# The Difference



## fernface (Mar 9, 2011)

Cant put it off any longer, so have to ask what is probably a dumb question  , what is the difference between an "electric" watch and a quartz battery watch, i mean the latter is running from an "electric" battery - Brian


----------



## Silver Hawk (Dec 2, 2003)

Simple really....they both have a battery but an "electric" or "electronic" movements pre-dates quartz.....instead they either have a tuning fork or a balance wheel....but no quartz :yucky: :


----------



## fernface (Mar 9, 2011)

Thank you :thumbup: , nice simple answer that even i can understand, cheers!


----------



## Morris Minor (Oct 4, 2010)

Electric / electronic with balance wheel:










and with Tuning Fork:










Stephen


----------



## mel (Dec 6, 2006)

You may ocasionally come across a strange "hybrid" in a Timex Quartz which has a balance wheel controlled by a quartz PCB. Silver Hawk is the "man" for Electrics, our resident "GURU" on Electric Watches. :lol:


----------



## fernface (Mar 9, 2011)

Thanks for the replies.

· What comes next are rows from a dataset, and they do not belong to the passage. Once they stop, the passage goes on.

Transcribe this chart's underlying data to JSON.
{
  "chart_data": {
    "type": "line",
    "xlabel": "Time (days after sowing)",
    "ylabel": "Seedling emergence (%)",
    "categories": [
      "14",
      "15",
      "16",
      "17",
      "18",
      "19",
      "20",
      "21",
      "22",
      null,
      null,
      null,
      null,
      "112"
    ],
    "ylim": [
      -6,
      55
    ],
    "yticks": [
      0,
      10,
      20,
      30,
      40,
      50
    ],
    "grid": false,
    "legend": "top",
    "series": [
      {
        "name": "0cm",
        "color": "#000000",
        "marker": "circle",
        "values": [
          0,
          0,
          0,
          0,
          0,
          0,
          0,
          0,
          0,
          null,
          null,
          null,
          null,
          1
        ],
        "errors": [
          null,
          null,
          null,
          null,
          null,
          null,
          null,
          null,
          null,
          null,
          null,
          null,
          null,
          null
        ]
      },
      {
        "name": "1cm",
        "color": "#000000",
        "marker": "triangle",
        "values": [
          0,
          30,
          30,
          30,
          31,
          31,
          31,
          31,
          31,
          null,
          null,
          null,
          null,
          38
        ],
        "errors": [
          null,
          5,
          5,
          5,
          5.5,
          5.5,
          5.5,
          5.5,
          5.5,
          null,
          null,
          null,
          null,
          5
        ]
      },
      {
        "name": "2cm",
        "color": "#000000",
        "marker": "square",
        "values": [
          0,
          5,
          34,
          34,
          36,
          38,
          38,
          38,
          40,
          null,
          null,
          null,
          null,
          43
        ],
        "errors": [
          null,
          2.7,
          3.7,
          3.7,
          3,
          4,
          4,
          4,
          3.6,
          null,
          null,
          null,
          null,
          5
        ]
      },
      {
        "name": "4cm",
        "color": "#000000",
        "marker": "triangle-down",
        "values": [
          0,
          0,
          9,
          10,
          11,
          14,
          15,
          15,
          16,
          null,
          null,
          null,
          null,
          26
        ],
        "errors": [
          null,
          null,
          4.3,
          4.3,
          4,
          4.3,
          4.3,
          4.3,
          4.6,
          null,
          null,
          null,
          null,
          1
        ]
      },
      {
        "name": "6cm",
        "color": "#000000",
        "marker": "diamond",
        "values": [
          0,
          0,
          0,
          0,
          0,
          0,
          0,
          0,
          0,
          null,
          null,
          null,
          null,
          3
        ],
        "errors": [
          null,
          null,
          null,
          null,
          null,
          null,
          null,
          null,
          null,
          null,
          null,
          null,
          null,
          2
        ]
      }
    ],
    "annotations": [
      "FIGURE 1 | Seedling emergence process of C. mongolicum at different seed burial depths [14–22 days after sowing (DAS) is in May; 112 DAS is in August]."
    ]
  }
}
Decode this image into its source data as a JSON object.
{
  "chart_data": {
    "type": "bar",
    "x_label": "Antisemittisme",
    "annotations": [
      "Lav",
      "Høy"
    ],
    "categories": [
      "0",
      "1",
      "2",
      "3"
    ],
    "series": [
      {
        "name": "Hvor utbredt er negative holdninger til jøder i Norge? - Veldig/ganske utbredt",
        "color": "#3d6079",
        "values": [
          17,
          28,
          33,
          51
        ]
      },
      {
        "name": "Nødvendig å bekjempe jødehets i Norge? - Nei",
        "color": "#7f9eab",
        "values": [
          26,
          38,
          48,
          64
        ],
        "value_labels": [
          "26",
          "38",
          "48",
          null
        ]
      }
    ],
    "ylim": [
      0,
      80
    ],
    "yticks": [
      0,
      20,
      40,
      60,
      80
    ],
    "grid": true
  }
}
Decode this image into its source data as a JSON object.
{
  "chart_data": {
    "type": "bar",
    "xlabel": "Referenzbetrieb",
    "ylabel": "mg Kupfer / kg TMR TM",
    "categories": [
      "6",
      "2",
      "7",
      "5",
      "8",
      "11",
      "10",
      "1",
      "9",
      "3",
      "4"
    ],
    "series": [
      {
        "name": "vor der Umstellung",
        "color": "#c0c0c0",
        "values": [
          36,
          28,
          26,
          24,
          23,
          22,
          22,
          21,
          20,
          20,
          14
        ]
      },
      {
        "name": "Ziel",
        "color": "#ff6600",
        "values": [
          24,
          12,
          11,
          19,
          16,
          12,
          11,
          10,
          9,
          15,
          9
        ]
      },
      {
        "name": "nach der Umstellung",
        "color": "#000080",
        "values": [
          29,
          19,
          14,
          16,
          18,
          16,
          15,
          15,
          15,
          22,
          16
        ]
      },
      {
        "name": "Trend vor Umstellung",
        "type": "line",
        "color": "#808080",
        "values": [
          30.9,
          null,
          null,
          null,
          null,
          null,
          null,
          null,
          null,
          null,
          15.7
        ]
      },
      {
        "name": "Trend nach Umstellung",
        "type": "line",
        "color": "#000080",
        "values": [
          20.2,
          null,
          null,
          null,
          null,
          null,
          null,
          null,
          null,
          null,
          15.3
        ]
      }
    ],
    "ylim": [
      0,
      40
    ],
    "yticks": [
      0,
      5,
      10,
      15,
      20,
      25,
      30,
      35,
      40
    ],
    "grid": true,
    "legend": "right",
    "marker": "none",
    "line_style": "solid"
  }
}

Its been bugging me ever since i joined the forum, and saw the "electric" sub forum


----------



## William2 (Jul 6, 2011)

Ditto fernface, but I was too vain/ashamed/nervous to ask!


----------



## mel (Dec 6, 2006)

Always remember Guys, there's no such thing as a dumb question - -









#You may get a dumb answer or two tho' - specvially from me :rofl2:


----------



## bridgeman (Dec 9, 2008)

then theres the accuquartz-tuning fork AND quartz crystal :wallbash: :thumbup:


----------